Industry trade group warns of collapse
As America’s Health Insurance Plans, the industry’s largest trade group, noted in the amicus brief it filed in support of the government in the King v. Burwell case, “At that point, the only people who participated in the market were those who were very sick and affluent.”
AHIP warned that eliminating the subsidies for the newly insured in the 34 states that defaulted to the federal government to operate their health insurance exchanges would quickly lead to the collapse of the individual health insurance market in those states just as it did 20 years ago in the states that tried guaranteed issue without an individual mandate.
To explain to the justices how this would affect real people and the states where they live, AHIP used a hypothetical 27-year-old earning $24,000 and living in Florida, one of those 34 states that defaulted to the feds to operate their exchanges, if the Supreme Court rules in favor of the plaintiffs.
Here’s how AHIP explained it:
That individual would be eligible to purchase a bronze-level plan for $90 per month (after a tax credit of $93 per month). On an annualized basis, the individual’s out-of-pocket cost would be $1,080 (12 monthly premium payments of $90) but he or she also would have avoided a shared responsibility payment of $325, which results in an effective economic cost of $755 per year compared to not obtaining health insurance.
If tax credits were unavailable, the same individual would have to pay $183 per month for the same policy and would be exempt from any shared responsibility payment (because the insurance cost would exceed the 8% threshold). Thus, he or she would face a choice between purchasing health insurance and paying a $2,196 annual premium (twelve monthly premium payments of $183) or not purchasing health insurance and paying no penalty.

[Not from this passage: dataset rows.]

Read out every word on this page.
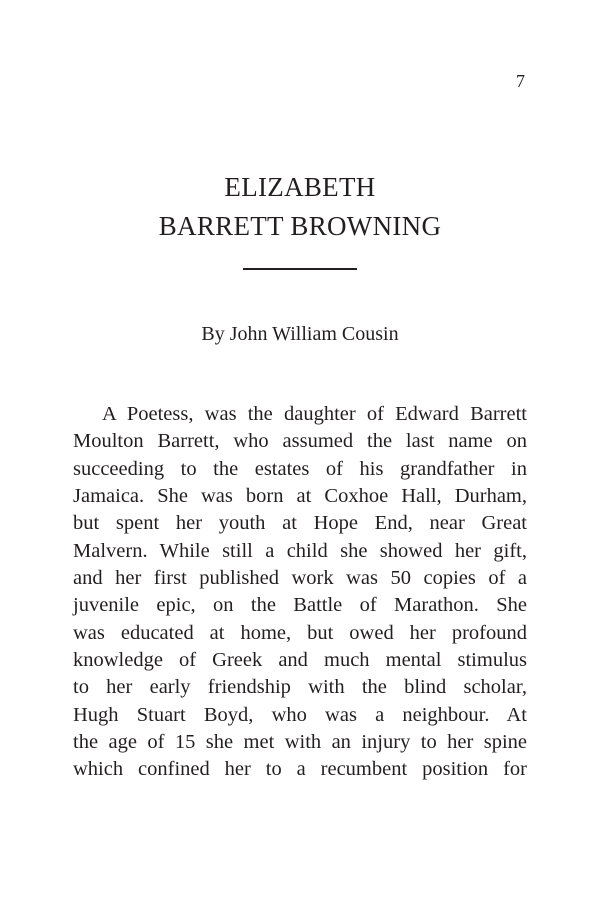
7
ELIZABETH
BARRETT BROWNING
By John William Cousin
A Poetess, was the daughter of Edward Barrett
Moulton Barrett, who assumed the last name on
succeeding to the estates of his grandfather in
Jamaica. She was born at Coxhoe Hall, Durham,
but spent her youth at Hope End, near Great
Malvern. While still a child she showed her gift,
and her first published work was 50 copies of a
juvenile epic, on the Battle of Marathon. She
was educated at home, but owed her profound
knowledge of Greek and much mental stimulus
to her early friendship with the blind scholar,
Hugh Stuart Boyd, who was a neighbour. At
the age of 15 she met with an injury to her spine
which confined her to a recumbent position for
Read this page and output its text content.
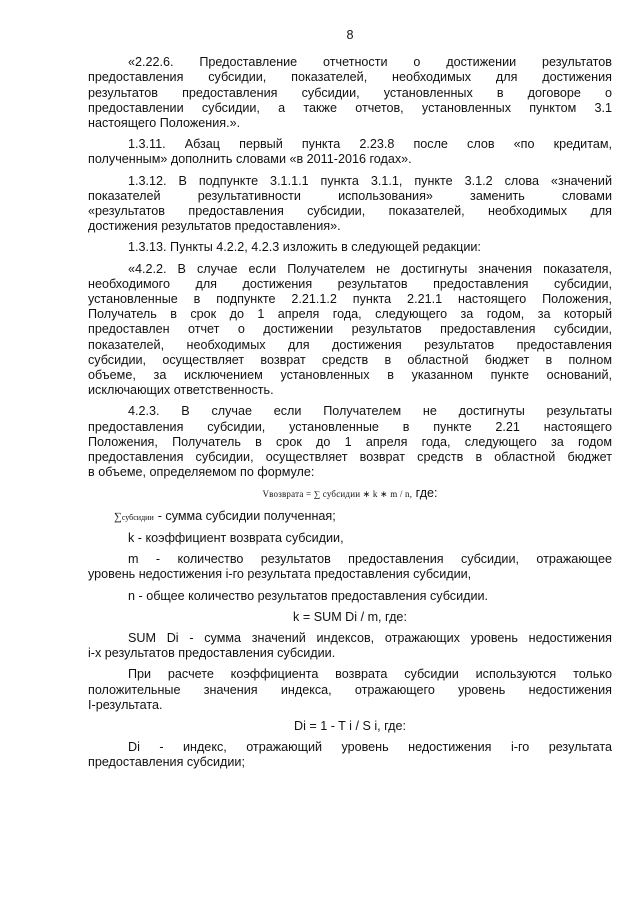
8
«2.22.6. Предоставление отчетности о достижении результатов
предоставления субсидии, показателей, необходимых для достижения
результатов предоставления субсидии, установленных в договоре о
предоставлении субсидии, а также отчетов, установленных пунктом 3.1
настоящего Положения.».
1.3.11. Абзац первый пункта 2.23.8 после слов «по кредитам,
полученным» дополнить словами «в 2011-2016 годах».
1.3.12. В подпункте 3.1.1.1 пункта 3.1.1, пункте 3.1.2 слова «значений
показателей результативности использования» заменить словами
«результатов предоставления субсидии, показателей, необходимых для
достижения результатов предоставления».
1.3.13. Пункты 4.2.2, 4.2.3 изложить в следующей редакции:
«4.2.2. В случае если Получателем не достигнуты значения показателя,
необходимого для достижения результатов предоставления субсидии,
установленные в подпункте 2.21.1.2 пункта 2.21.1 настоящего Положения,
Получатель в срок до 1 апреля года, следующего за годом, за который
предоставлен отчет о достижении результатов предоставления субсидии,
показателей, необходимых для достижения результатов предоставления
субсидии, осуществляет возврат средств в областной бюджет в полном
объеме, за исключением установленных в указанном пункте оснований,
исключающих ответственность.
4.2.3. В случае если Получателем не достигнуты результаты
предоставления субсидии, установленные в пункте 2.21 настоящего
Положения, Получатель в срок до 1 апреля года, следующего за годом
предоставления субсидии, осуществляет возврат средств в областной бюджет
в объеме, определяемом по формуле:
Vвозврата = ∑ субсидии ∗ k ∗ m / n, где:
∑субсидии - сумма субсидии полученная;
k - коэффициент возврата субсидии,
m - количество результатов предоставления субсидии, отражающее
уровень недостижения i-го результата предоставления субсидии,
n - общее количество результатов предоставления субсидии.
k = SUM Di / m, где:
SUM Di - сумма значений индексов, отражающих уровень недостижения
i-х результатов предоставления субсидии.
При расчете коэффициента возврата субсидии используются только
положительные значения индекса, отражающего уровень недостижения
I-результата.
Di = 1 - T i / S i, где:
Di - индекс, отражающий уровень недостижения i-го результата
предоставления субсидии;
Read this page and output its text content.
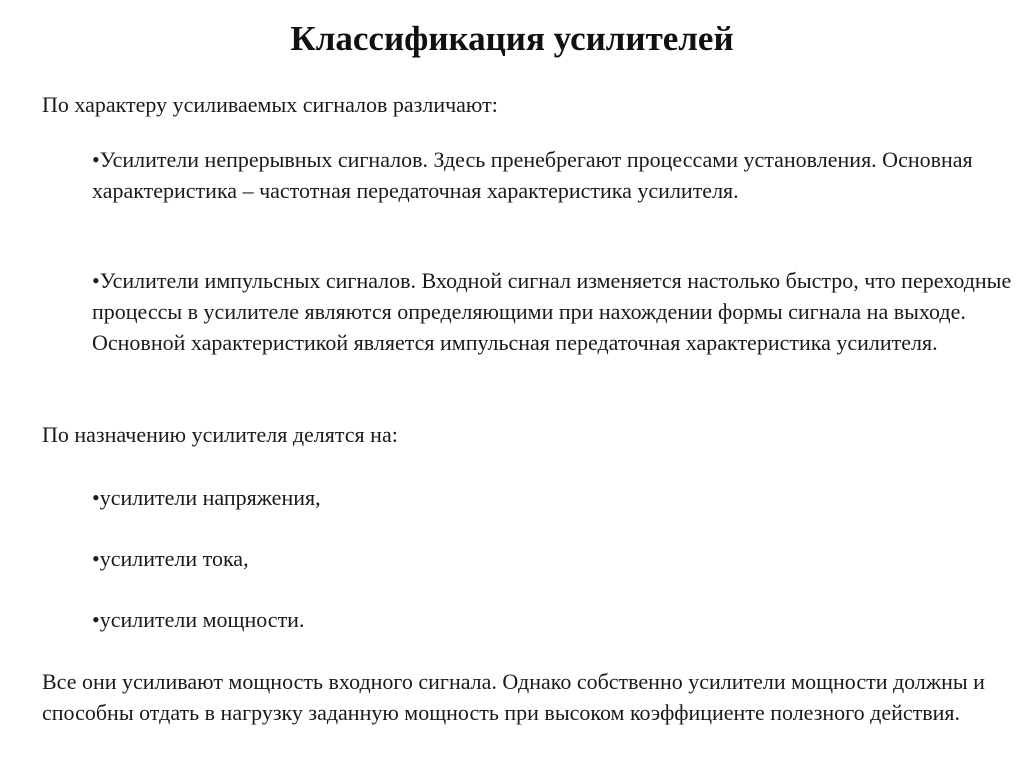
Классификация усилителей

По характеру усиливаемых сигналов различают:

•Усилители непрерывных сигналов. Здесь пренебрегают процессами установления. Основная характеристика – частотная передаточная характеристика усилителя.

•Усилители импульсных сигналов. Входной сигнал изменяется настолько быстро, что переходные процессы в усилителе являются определяющими при нахождении формы сигнала на выходе. Основной характеристикой является импульсная передаточная характеристика усилителя.

По назначению усилителя делятся на:

•усилители напряжения,

•усилители тока,

•усилители мощности.

Все они усиливают мощность входного сигнала. Однако собственно усилители мощности должны и способны отдать в нагрузку заданную мощность при высоком коэффициенте полезного действия.
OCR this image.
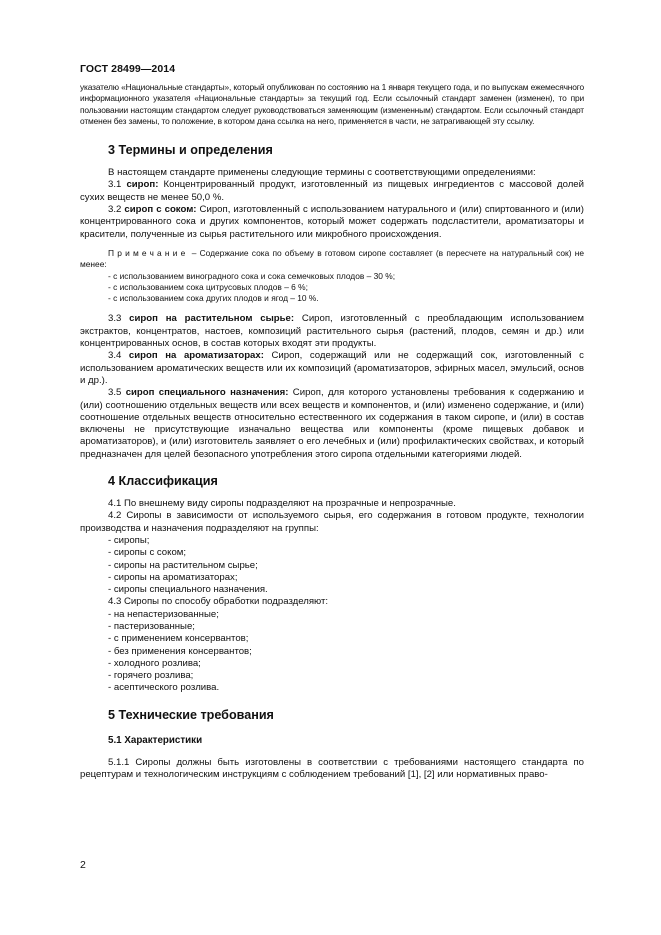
ГОСТ 28499—2014

указателю «Национальные стандарты», который опубликован по состоянию на 1 января текущего года, и по выпускам ежемесячного информационного указателя «Национальные стандарты» за текущий год. Если ссылочный стандарт заменен (изменен), то при пользовании настоящим стандартом следует руководствоваться заменяющим (измененным) стандартом. Если ссылочный стандарт отменен без замены, то положение, в котором дана ссылка на него, применяется в части, не затрагивающей эту ссылку.

3 Термины и определения

В настоящем стандарте применены следующие термины с соответствующими определениями:

3.1 сироп: Концентрированный продукт, изготовленный из пищевых ингредиентов с массовой долей сухих веществ не менее 50,0 %.

3.2 сироп с соком: Сироп, изготовленный с использованием натурального и (или) спиртованного и (или) концентрированного сока и других компонентов, который может содержать подсластители, ароматизаторы и красители, полученные из сырья растительного или микробного происхождения.

Примечание – Содержание сока по объему в готовом сиропе составляет (в пересчете на натуральный сок) не менее:

- с использованием виноградного сока и сока семечковых плодов – 30 %;
- с использованием сока цитрусовых плодов – 6 %;
- с использованием сока других плодов и ягод – 10 %.

3.3 сироп на растительном сырье: Сироп, изготовленный с преобладающим использованием экстрактов, концентратов, настоев, композиций растительного сырья (растений, плодов, семян и др.) или концентрированных основ, в состав которых входят эти продукты.

3.4 сироп на ароматизаторах: Сироп, содержащий или не содержащий сок, изготовленный с использованием ароматических веществ или их композиций (ароматизаторов, эфирных масел, эмульсий, основ и др.).

3.5 сироп специального назначения: Сироп, для которого установлены требования к содержанию и (или) соотношению отдельных веществ или всех веществ и компонентов, и (или) изменено содержание, и (или) соотношение отдельных веществ относительно естественного их содержания в таком сиропе, и (или) в состав включены не присутствующие изначально вещества или компоненты (кроме пищевых добавок и ароматизаторов), и (или) изготовитель заявляет о его лечебных и (или) профилактических свойствах, и который предназначен для целей безопасного употребления этого сиропа отдельными категориями людей.

4 Классификация

4.1 По внешнему виду сиропы подразделяют на прозрачные и непрозрачные.

4.2 Сиропы в зависимости от используемого сырья, его содержания в готовом продукте, технологии производства и назначения подразделяют на группы:

- сиропы;
- сиропы с соком;
- сиропы на растительном сырье;
- сиропы на ароматизаторах;
- сиропы специального назначения.

4.3 Сиропы по способу обработки подразделяют:

- на непастеризованные;
- пастеризованные;
- с применением консервантов;
- без применения консервантов;
- холодного розлива;
- горячего розлива;
- асептического розлива.
5 Технические требования
5.1 Характеристики

5.1.1 Сиропы должны быть изготовлены в соответствии с требованиями настоящего стандарта по рецептурам и технологическим инструкциям с соблюдением требований [1], [2] или нормативных право-

2
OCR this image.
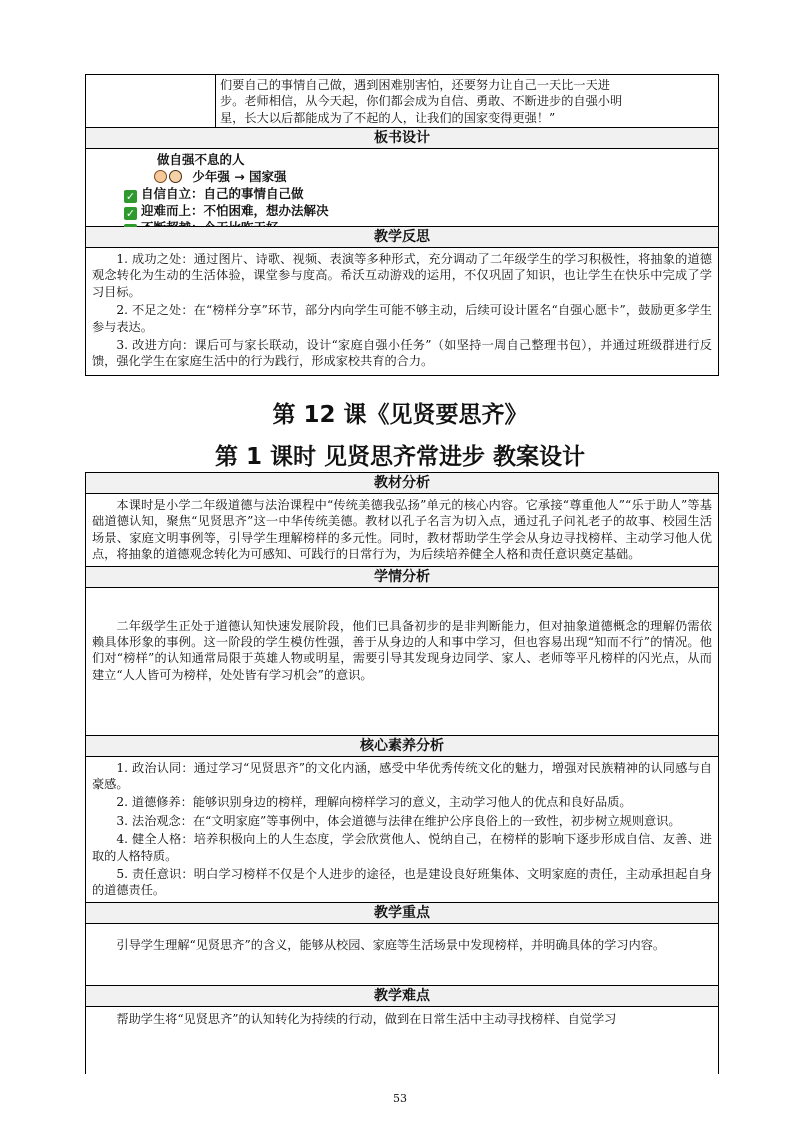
们要自己的事情自己做，遇到困难别害怕，还要努力让自己一天比一天进
步。老师相信，从今天起，你们都会成为自信、勇敢、不断进步的自强小明
星，长大以后都能成为了不起的人，让我们的国家变得更强！”
板书设计
做自强不息的人
少年强 → 国家强
✓ 自信自立：自己的事情自己做
✓ 迎难而上：不怕困难，想办法解决
教学反思

1. 成功之处：通过图片、诗歌、视频、表演等多种形式，充分调动了二年级学生的学习积极性，将抽象的道德观念转化为生动的生活体验，课堂参与度高。希沃互动游戏的运用，不仅巩固了知识，也让学生在快乐中完成了学习目标。

2. 不足之处：在“榜样分享”环节，部分内向学生可能不够主动，后续可设计匿名“自强心愿卡”，鼓励更多学生参与表达。

3. 改进方向：课后可与家长联动，设计“家庭自强小任务”（如坚持一周自己整理书包），并通过班级群进行反馈，强化学生在家庭生活中的行为践行，形成家校共育的合力。

第 12 课《见贤要思齐》
第 1 课时 见贤思齐常进步 教案设计
教材分析

本课时是小学二年级道德与法治课程中“传统美德我弘扬”单元的核心内容。它承接“尊重他人”“乐于助人”等基础道德认知，聚焦“见贤思齐”这一中华传统美德。教材以孔子名言为切入点，通过孔子问礼老子的故事、校园生活场景、家庭文明事例等，引导学生理解榜样的多元性。同时，教材帮助学生学会从身边寻找榜样、主动学习他人优点，将抽象的道德观念转化为可感知、可践行的日常行为，为后续培养健全人格和责任意识奠定基础。

学情分析

二年级学生正处于道德认知快速发展阶段，他们已具备初步的是非判断能力，但对抽象道德概念的理解仍需依赖具体形象的事例。这一阶段的学生模仿性强，善于从身边的人和事中学习，但也容易出现“知而不行”的情况。他们对“榜样”的认知通常局限于英雄人物或明星，需要引导其发现身边同学、家人、老师等平凡榜样的闪光点，从而建立“人人皆可为榜样，处处皆有学习机会”的意识。

核心素养分析

1. 政治认同：通过学习“见贤思齐”的文化内涵，感受中华优秀传统文化的魅力，增强对民族精神的认同感与自豪感。

2. 道德修养：能够识别身边的榜样，理解向榜样学习的意义，主动学习他人的优点和良好品质。

3. 法治观念：在“文明家庭”等事例中，体会道德与法律在维护公序良俗上的一致性，初步树立规则意识。

4. 健全人格：培养积极向上的人生态度，学会欣赏他人、悦纳自己，在榜样的影响下逐步形成自信、友善、进取的人格特质。

5. 责任意识：明白学习榜样不仅是个人进步的途径，也是建设良好班集体、文明家庭的责任，主动承担起自身的道德责任。

教学重点

引导学生理解“见贤思齐”的含义，能够从校园、家庭等生活场景中发现榜样，并明确具体的学习内容。

教学难点

帮助学生将“见贤思齐”的认知转化为持续的行动，做到在日常生活中主动寻找榜样、自觉学习

53
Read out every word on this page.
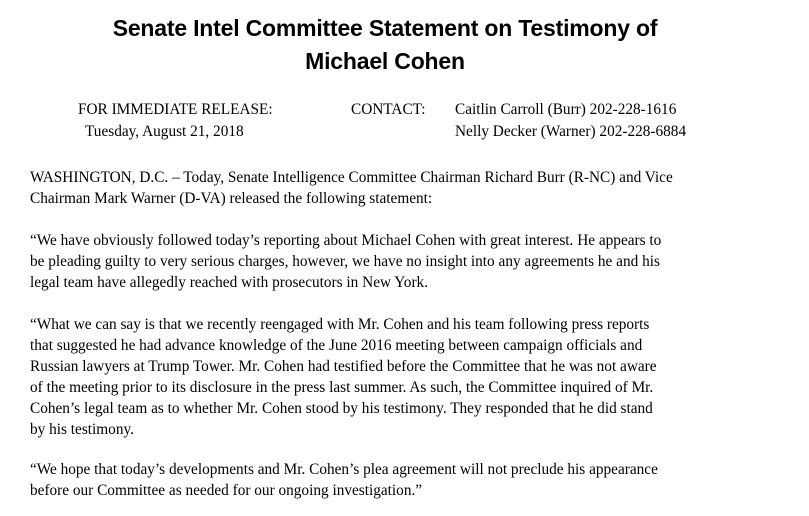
Senate Intel Committee Statement on Testimony of
Michael Cohen
FOR IMMEDIATE RELEASE:
Tuesday, August 21, 2018
CONTACT: Caitlin Carroll (Burr) 202-228-1616
Nelly Decker (Warner) 202-228-6884

WASHINGTON, D.C. – Today, Senate Intelligence Committee Chairman Richard Burr (R-NC) and Vice
Chairman Mark Warner (D-VA) released the following statement:

“We have obviously followed today’s reporting about Michael Cohen with great interest. He appears to
be pleading guilty to very serious charges, however, we have no insight into any agreements he and his
legal team have allegedly reached with prosecutors in New York.

“What we can say is that we recently reengaged with Mr. Cohen and his team following press reports
that suggested he had advance knowledge of the June 2016 meeting between campaign officials and
Russian lawyers at Trump Tower. Mr. Cohen had testified before the Committee that he was not aware
of the meeting prior to its disclosure in the press last summer. As such, the Committee inquired of Mr.
Cohen’s legal team as to whether Mr. Cohen stood by his testimony. They responded that he did stand
by his testimony.

“We hope that today’s developments and Mr. Cohen’s plea agreement will not preclude his appearance
before our Committee as needed for our ongoing investigation.”
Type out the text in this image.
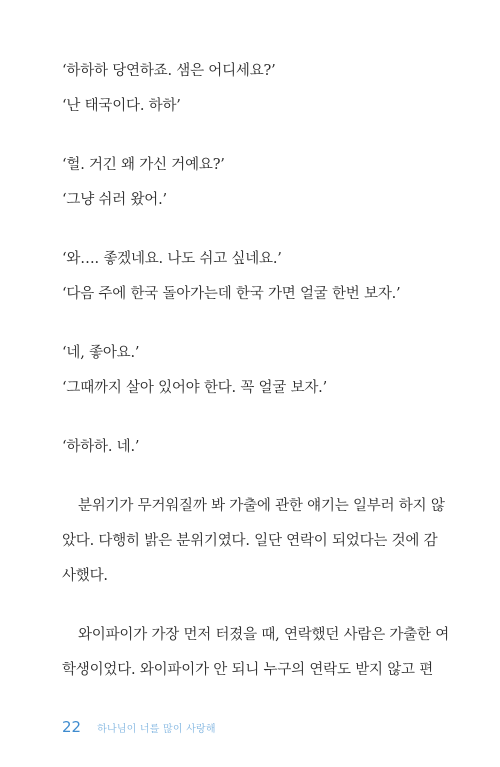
‘하하하 당연하죠. 샘은 어디세요?’
‘난 태국이다. 하하’
‘헐. 거긴 왜 가신 거예요?’
‘그냥 쉬러 왔어.’
‘와…. 좋겠네요. 나도 쉬고 싶네요.’
‘다음 주에 한국 돌아가는데 한국 가면 얼굴 한번 보자.’
‘네, 좋아요.’
‘그때까지 살아 있어야 한다. 꼭 얼굴 보자.’
‘하하하. 네.’
분위기가 무거워질까 봐 가출에 관한 얘기는 일부러 하지 않
았다. 다행히 밝은 분위기였다. 일단 연락이 되었다는 것에 감
사했다.
와이파이가 가장 먼저 터졌을 때, 연락했던 사람은 가출한 여
학생이었다. 와이파이가 안 되니 누구의 연락도 받지 않고 편
22 하나님이 너를 많이 사랑해
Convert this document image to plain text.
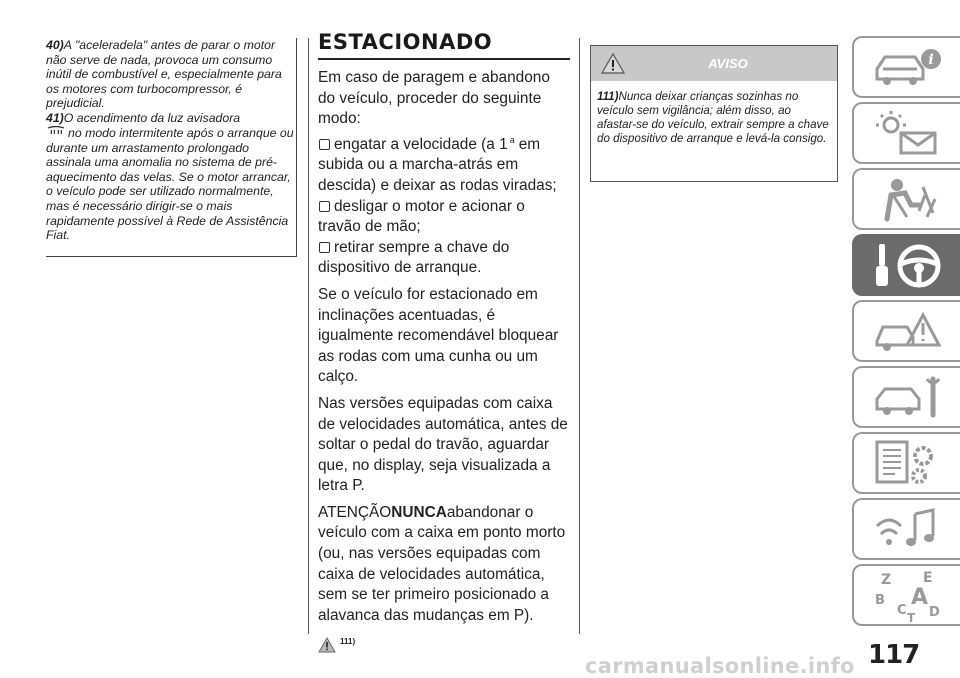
40)A "aceleradela" antes de parar o motor não serve de nada, provoca um consumo inútil de combustível e, especialmente para os motores com turbocompressor, é prejudicial.

41)O acendimento da luz avisadora
no modo intermitente após o arranque ou durante um arrastamento prolongado assinala uma anomalia no sistema de pré-aquecimento das velas. Se o motor arrancar, o veículo pode ser utilizado normalmente, mas é necessário dirigir-se o mais rapidamente possível à Rede de Assistência Fiat.

ESTACIONADO

Em caso de paragem e abandono do veículo, proceder do seguinte modo:
engatar a velocidade (a 1 $^a$ em subida ou a marcha-atrás em descida) e deixar as rodas viradas;
desligar o motor e acionar o travão de mão;
retirar sempre a chave do dispositivo de arranque.

Se o veículo for estacionado em inclinações acentuadas, é igualmente recomendável bloquear as rodas com uma cunha ou um calço.

Nas versões equipadas com caixa de velocidades automática, antes de soltar o pedal do travão, aguardar que, no display, seja visualizada a letra P.

ATENÇÃONUNCAabandonar o veículo com a caixa em ponto morto (ou, nas versões equipadas com caixa de velocidades automática, sem se ter primeiro posicionado a alavanca das mudanças em P).

111)
AVISO
111)Nunca deixar crianças sozinhas no veículo sem vigilância; além disso, ao afastar-se do veículo, extrair sempre a chave do dispositivo de arranque e levá-la consigo.
i
Z E
B A
C D
T
117
carmanualsonline.info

With the tax credits, an economically rational individual would acquire health insurance if that individual expected to derive at least $755 per year in economic value from the policy. But if tax credits were unavailable, the individual would acquire health insurance only if he or she expected to derive at least $2,196 per year in economic value from the policy.
There are marked differences in the risk profiles of those who expect to benefit at least $755 per year and the smaller subgroup of those who expect to benefit at least $2,196 per year. This is what produces the adverse-selection dynamic. Only those persons who expected higher medical expenses would opt into the system, which would place upward pressure on premiums and further skew the pool of exchange participants, leading to further increases in premiums and a pool ever-more tilted toward those with higher expected medical expenses.
That same dynamic,” AHIP predicted, “would play out across different age groups, in different states, and in different low- and middle-income brackets. The ACA’s tools for balancing the risk pool would be ineffective, and, would resemble the ‘death spiral’ phenomenon accompanying the failed state reform efforts of the 1990s.
If the justices have time to read only one of the many amicus briefs filed in King v. Burwell, I hope they will read AHIP’s.